Sunday 06 May 2007 à 05:57
LAICITEsamedi 5 mai 2007, 22h06Turquie: manifestations des laïcs avant un nouveau vote pour la présidencePar Burak AKINCIANKARA (AFP) - Des manifestations pour la laïcité se sont déroulées samedi dans plusieurs villes turques, avec en ligne de mire le parti au pouvoir issu de la mouvance islamiste, à la veille d'un nouveau tour de vote au Parlement pour désigner le chef de l'Etat.
A Manisa, petite ville de l'ouest, quelque 80.000 manifestants, selon la police, venus des villes voisines, ont dénoncé le Parti de la Justice et du Développement (AKP) et ses agissements anti-laïques, selon eux, en scandant "la Turquie est laïque et le restera".
"Nous ne voulons pas de l'imam Erdogan (ndlr: le Premier ministre Recep Tayyip Erdogan) et de son protégé Abdullah Gül", le ministre des Affaires étrangères qui a échoué de peu à être élu président, le 27 avril au Parlement, expliquait une jeune femme.
En choisissant Manisa, les organisateurs du rassemblement entendaient s'en prendre au président du parlement, Bülent Arinç, député de la région et figure influente de l'AKP, considéré comme une menace au régime laïque.

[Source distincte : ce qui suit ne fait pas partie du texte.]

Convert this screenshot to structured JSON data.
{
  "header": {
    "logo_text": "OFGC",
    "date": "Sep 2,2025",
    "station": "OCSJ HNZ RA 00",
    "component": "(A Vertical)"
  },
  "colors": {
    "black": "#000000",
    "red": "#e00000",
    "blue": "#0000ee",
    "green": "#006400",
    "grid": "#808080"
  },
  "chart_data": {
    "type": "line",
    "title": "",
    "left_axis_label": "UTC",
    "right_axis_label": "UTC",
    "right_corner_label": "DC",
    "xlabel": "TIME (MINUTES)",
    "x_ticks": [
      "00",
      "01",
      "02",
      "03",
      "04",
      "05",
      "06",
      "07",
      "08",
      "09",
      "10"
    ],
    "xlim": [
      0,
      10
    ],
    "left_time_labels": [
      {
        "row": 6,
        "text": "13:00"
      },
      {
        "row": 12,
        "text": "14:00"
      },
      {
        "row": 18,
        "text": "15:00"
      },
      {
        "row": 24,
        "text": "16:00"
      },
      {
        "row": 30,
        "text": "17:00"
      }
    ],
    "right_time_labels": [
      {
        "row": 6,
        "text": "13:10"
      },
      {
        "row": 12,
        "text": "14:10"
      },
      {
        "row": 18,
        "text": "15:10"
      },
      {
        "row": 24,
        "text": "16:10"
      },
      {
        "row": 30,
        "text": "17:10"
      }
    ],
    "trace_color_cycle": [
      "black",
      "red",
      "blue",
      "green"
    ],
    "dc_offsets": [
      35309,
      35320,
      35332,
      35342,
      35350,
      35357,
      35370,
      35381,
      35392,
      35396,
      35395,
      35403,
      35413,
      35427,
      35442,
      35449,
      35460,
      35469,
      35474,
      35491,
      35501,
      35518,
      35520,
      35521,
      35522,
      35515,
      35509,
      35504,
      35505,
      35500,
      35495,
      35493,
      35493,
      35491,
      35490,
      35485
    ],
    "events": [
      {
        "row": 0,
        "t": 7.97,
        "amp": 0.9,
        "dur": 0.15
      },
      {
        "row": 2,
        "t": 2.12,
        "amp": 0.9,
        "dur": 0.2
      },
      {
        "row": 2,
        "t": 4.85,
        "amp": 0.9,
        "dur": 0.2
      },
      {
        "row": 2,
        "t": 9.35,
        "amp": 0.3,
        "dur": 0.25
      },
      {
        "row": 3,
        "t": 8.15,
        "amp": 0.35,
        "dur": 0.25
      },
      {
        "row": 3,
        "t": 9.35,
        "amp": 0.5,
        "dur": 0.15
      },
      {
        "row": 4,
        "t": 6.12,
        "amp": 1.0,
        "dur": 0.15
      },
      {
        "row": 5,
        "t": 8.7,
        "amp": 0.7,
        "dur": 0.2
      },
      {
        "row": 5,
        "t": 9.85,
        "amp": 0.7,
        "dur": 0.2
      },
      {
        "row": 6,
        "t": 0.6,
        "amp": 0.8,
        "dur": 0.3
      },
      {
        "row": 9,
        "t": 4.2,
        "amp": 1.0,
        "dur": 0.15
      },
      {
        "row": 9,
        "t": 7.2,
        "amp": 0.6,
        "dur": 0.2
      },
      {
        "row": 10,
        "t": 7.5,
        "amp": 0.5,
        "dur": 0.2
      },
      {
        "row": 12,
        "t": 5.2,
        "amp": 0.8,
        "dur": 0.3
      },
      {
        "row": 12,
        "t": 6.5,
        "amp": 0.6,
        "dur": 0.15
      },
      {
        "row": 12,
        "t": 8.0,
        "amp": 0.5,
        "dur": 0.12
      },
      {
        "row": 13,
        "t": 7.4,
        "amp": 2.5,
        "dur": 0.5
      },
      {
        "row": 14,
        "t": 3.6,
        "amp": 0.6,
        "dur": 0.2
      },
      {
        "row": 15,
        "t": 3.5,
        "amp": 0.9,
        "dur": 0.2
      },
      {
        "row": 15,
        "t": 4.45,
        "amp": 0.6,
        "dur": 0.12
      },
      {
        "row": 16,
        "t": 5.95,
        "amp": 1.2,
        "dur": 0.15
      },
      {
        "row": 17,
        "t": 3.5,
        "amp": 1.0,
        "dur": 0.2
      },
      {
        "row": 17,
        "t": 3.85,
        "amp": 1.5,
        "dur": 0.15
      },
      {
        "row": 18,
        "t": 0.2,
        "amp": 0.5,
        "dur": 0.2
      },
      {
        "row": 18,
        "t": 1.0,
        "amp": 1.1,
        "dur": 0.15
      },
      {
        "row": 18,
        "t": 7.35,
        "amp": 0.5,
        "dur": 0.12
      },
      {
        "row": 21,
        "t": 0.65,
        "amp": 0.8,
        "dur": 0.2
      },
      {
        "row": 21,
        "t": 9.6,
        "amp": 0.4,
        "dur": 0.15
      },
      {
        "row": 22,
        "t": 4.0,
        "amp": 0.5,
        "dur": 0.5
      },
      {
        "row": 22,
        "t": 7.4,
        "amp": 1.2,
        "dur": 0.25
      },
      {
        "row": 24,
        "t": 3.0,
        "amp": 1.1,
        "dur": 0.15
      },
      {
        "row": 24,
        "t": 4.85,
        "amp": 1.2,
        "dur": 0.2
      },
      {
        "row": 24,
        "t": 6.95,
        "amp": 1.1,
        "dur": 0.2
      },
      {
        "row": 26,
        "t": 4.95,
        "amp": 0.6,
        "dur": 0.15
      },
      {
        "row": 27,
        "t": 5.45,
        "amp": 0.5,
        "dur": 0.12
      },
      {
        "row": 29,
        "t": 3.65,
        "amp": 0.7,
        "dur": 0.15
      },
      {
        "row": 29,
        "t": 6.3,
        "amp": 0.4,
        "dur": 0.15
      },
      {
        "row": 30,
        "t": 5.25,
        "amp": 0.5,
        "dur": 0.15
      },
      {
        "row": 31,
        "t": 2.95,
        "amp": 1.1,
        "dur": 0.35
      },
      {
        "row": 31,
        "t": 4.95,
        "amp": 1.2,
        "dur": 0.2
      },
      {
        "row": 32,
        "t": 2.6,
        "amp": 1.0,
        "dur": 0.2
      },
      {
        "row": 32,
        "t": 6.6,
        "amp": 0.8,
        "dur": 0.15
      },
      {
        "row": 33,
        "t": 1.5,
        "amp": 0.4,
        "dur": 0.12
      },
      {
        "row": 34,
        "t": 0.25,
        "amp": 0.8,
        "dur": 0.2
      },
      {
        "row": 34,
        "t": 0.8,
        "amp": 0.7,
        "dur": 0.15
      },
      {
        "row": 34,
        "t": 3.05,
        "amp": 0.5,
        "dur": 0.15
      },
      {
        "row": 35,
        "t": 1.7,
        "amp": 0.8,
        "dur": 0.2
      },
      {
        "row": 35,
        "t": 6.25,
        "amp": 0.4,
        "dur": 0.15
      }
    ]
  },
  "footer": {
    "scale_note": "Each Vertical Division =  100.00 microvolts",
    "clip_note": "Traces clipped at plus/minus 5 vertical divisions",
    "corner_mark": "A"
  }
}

Il avait provoqué une controverse en déclarant que le prochain président serait un "croyant".
Deux autres manifestations réunissant respectivement 25.000 et 7.000 personnes, selon les chaînes de télévisions, se sont déroulées au même moment à Canakkale (nord-ouest) et Marmaris (sud-ouest).
Ces manifestations s'inscrivent dans la lignée de celles d'avril à Ankara et Istanbul, qui ont réuni à chaque fois un million de personnes.
Une nouvelle manifestation est prévue le 13 mai à Izmir (ouest), troisième ville du pays.
Depuis son arrivée au pouvoir en 2002, l'AKP est soupçonné de vouloir islamiser la Turquie. L'armée l'a accusé en termes très durs, dans un communiqué publié le soir même du vote au parlement, de miner la laïcité.
Le gouvernement a riposté avec virulence.
Quatre jours plus tard, la Cour constitutionnelle, arguant d'une question de quorum, a annulé le vote au parlement et la crise n'a pu être désamorcée qu'avec la convocation par l'AKP d'élections législatives anticipées le 22 juillet.
Un nouveau tour de vote est prévu dimanche au parlement mais M. Gül n'a pratiquement aucune chance d'être élu, l'opposition ayant annoncé qu'elle boycotterait à nouveau le scrutin. Or l'AKP ne détient pas les deux-tiers des sièges requis pour faire passer son candidat.
Le président de la République est censé être le garant des principes de la République laïque créée par Mustafa Kemal Atatürk.
Abdullah Gül est un ancien islamiste et son épouse porte le foulard, une hérésie pour les milieux laïques.
Conscient que son candidat a peu de chances d'être élu par les députés, l'AKP a déposé vendredi au parlement une réforme constitutionnelle prévoyant l'élection du chef de l'Etat au suffrage universel, pour un mandat de cinq ans renouvelable, au lieu de l'actuel mandat unique de 7 ans.
Plusieurs dispositions du projet ont été adoptées samedi par une commission parlementaire.
Dans une interview au journal britannique Financial Times, M. Gül a dit espérer être le candidat de son parti à un scrutin au suffrage universel.
"Je suis soutenu par 70% des gens", a-t-il affirmé, se disant sûr d'être élu dès le premier tour de vote populaire.